Of the 121 patients included at baseline, direct or indirect information was available for 108 (90%) at the 24-month assessment. Persons lost to follow-up were less likely to have worked before first request of disability status compared to persons with information available at the end of the follow-up, but did not differ regarding the other characteristics. Nearly half of the persons (41.7%) had worked over the follow-up, irrespective of the type and duration of the occupation. The working periods were of short duration (median duration 14.5 days, interquartile range 6.5-47.5) and most (98%) were done in low-qualified jobs. Nearly half of the persons reported that they had benefitted from support for starting or returning to work, mainly from recruitment agencies specialized in supporting disabled workers. Persons with the status of disabled worker (Reconnaissance de la qualité de travailleur handicapé) (RTH) were more likely to have worked over the follow-up period (66.7% vs 33.3%; OR=3.9; 95%IC 1.3-11.3; p<0.01) as well as persons who had benefitted from institutional support (61.1% vs 38.9%; OR=3.0; 95%IC 1.2-7.8; p=0.02). However, a noteworthy result was that most jobs were obtained by the patient's personal effort. Nearly one out of four patients (23.2%) was involved in vocational training over the follow-up period.
This prospective study demonstrates that half of persons with schizophrenia who benefit from the disabled status remain actively engaged in vocational rehabilitation. Hence, giving access to disability status does not act as a disincentive regarding the return or access to work. However, the benefit of being kept involved in vocational rehabilitation has to be weighted against the fact that most patients only obtained low-qualified jobs of short-duration. This precarious situation may be stressful and may have a deleterious impact regarding self-esteem.
评估首次申请残疾状态后2年内精神分裂症患者的职业结局。
本研究是与法国西南部波尔多地区吉伦特省的职业指导与康复技术委员会(COTOREP)合作开展的。2006年首次申请残疾津贴或残疾工人身份的精神分裂症或分裂情感性障碍患者,使用标准化问卷进行评估,该问卷收集临床、职业和收入史数据。在随访结束时,通过多种信息来源收集首次申请后2年的职业结局信息。我们对工作采用了宽泛的定义,包括兼职和临时性活动(保姆工作或葡萄采摘)以及学习阶段。
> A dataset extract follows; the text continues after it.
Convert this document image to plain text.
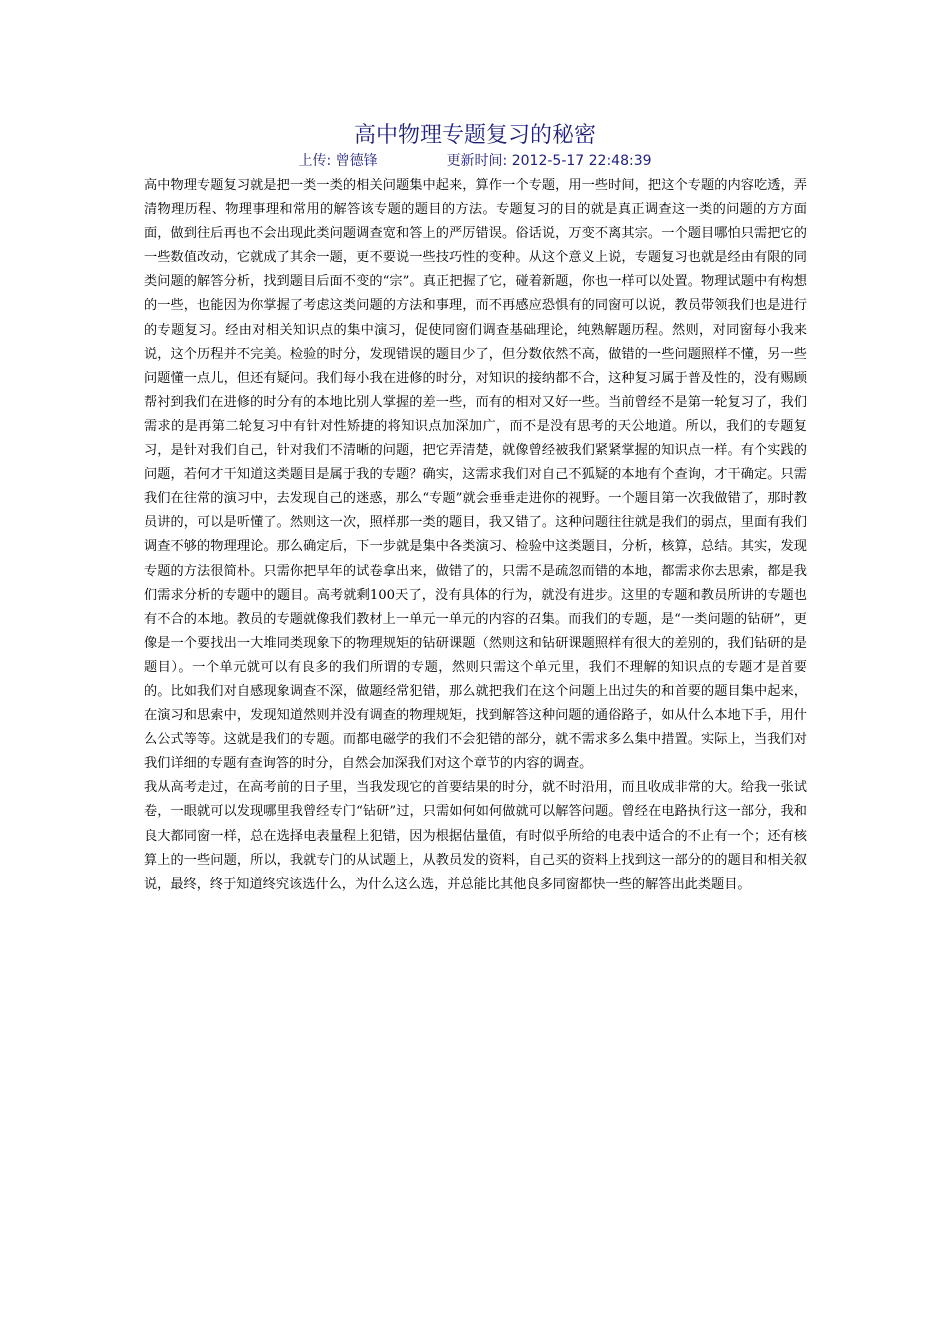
高中物理专题复习的秘密
上传: 曾德锋	更新时间: 2012-5-17 22:48:39

高中物理专题复习就是把一类一类的相关问题集中起来，算作一个专题，用一些时间，把这个专题的内容吃透，弄清物理历程、物理事理和常用的解答该专题的题目的方法。专题复习的目的就是真正调查这一类的问题的方方面面，做到往后再也不会出现此类问题调查宽和答上的严厉错误。俗话说，万变不离其宗。一个题目哪怕只需把它的一些数值改动，它就成了其余一题，更不要说一些技巧性的变种。从这个意义上说，专题复习也就是经由有限的同类问题的解答分析，找到题目后面不变的“宗”。真正把握了它，碰着新题，你也一样可以处置。物理试题中有构想的一些，也能因为你掌握了考虑这类问题的方法和事理，而不再感应恐惧有的同窗可以说，教员带领我们也是进行的专题复习。经由对相关知识点的集中演习，促使同窗们调查基础理论，纯熟解题历程。然则，对同窗每小我来说，这个历程并不完美。检验的时分，发现错误的题目少了，但分数依然不高，做错的一些问题照样不懂，另一些问题懂一点儿，但还有疑问。我们每小我在进修的时分，对知识的接纳都不合，这种复习属于普及性的，没有赐顾帮衬到我们在进修的时分有的本地比别人掌握的差一些，而有的相对又好一些。当前曾经不是第一轮复习了，我们需求的是再第二轮复习中有针对性矫捷的将知识点加深加广，而不是没有思考的天公地道。所以，我们的专题复习，是针对我们自己，针对我们不清晰的问题，把它弄清楚，就像曾经被我们紧紧掌握的知识点一样。有个实践的问题，若何才干知道这类题目是属于我的专题？确实，这需求我们对自己不狐疑的本地有个查询，才干确定。只需我们在往常的演习中，去发现自己的迷惑，那么“专题”就会垂垂走进你的视野。一个题目第一次我做错了，那时教员讲的，可以是听懂了。然则这一次，照样那一类的题目，我又错了。这种问题往往就是我们的弱点，里面有我们调查不够的物理理论。那么确定后，下一步就是集中各类演习、检验中这类题目，分析，核算，总结。其实，发现专题的方法很简朴。只需你把早年的试卷拿出来，做错了的，只需不是疏忽而错的本地，都需求你去思索，都是我们需求分析的专题中的题目。高考就剩100天了，没有具体的行为，就没有进步。这里的专题和教员所讲的专题也有不合的本地。教员的专题就像我们教材上一单元一单元的内容的召集。而我们的专题，是“一类问题的钻研”，更像是一个要找出一大堆同类现象下的物理规矩的钻研课题（然则这和钻研课题照样有很大的差别的，我们钻研的是题目）。一个单元就可以有良多的我们所谓的专题，然则只需这个单元里，我们不理解的知识点的专题才是首要的。比如我们对自感现象调查不深，做题经常犯错，那么就把我们在这个问题上出过失的和首要的题目集中起来，在演习和思索中，发现知道然则并没有调查的物理规矩，找到解答这种问题的通俗路子，如从什么本地下手，用什么公式等等。这就是我们的专题。而都电磁学的我们不会犯错的部分，就不需求多么集中措置。实际上，当我们对我们详细的专题有查询答的时分，自然会加深我们对这个章节的内容的调查。

我从高考走过，在高考前的日子里，当我发现它的首要结果的时分，就不时沿用，而且收成非常的大。给我一张试卷，一眼就可以发现哪里我曾经专门“钻研”过，只需如何如何做就可以解答问题。曾经在电路执行这一部分，我和良大都同窗一样，总在选择电表量程上犯错，因为根据估量值，有时似乎所给的电表中适合的不止有一个；还有核算上的一些问题，所以，我就专门的从试题上，从教员发的资料，自己买的资料上找到这一部分的的题目和相关叙说，最终，终于知道终究该选什么，为什么这么选，并总能比其他良多同窗都快一些的解答出此类题目。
在基线纳入的121例患者中,24个月评估时108例(90%)有直接或间接信息。与随访结束时有信息的患者相比,失访患者在首次申请残疾状态之前工作的可能性较小,但在其他特征方面无差异。近一半(41.7%)的患者在随访期间工作过,无论职业类型和持续时间如何。工作时长较短(中位时长14.5天,四分位间距6.5 - 47.5),且大多数(98%)从事低技能工作。近一半的患者报告称他们受益于对开始工作或重返工作的支持,主要来自专门支持残疾工人的招聘机构。具有残疾工人身份(RTH)的患者在随访期间工作的可能性更大(66.7%对33.3%;OR = 3.9;95%IC 1.3 - 11.3;p < 0.01),受益于机构支持的患者也是如此(61.1%对38.9%;OR = 3.0;95%IC 1.2 - 7.8;p = 0.02)。然而,一个值得注意的结果是,大多数工作是患者通过个人努力获得的。近四分之一(23.2%)的患者在随访期间参与了职业培训。
这项前瞻性研究表明,受益于残疾状态的精神分裂症患者中有一半仍积极参与职业康复。因此,获得残疾状态并不会对重返工作或就业产生抑制作用。然而,持续参与职业康复的益处必须与大多数患者仅获得低技能、短时长工作这一事实相权衡。这种不稳定的状况可能会带来压力,可能对自尊产生有害影响。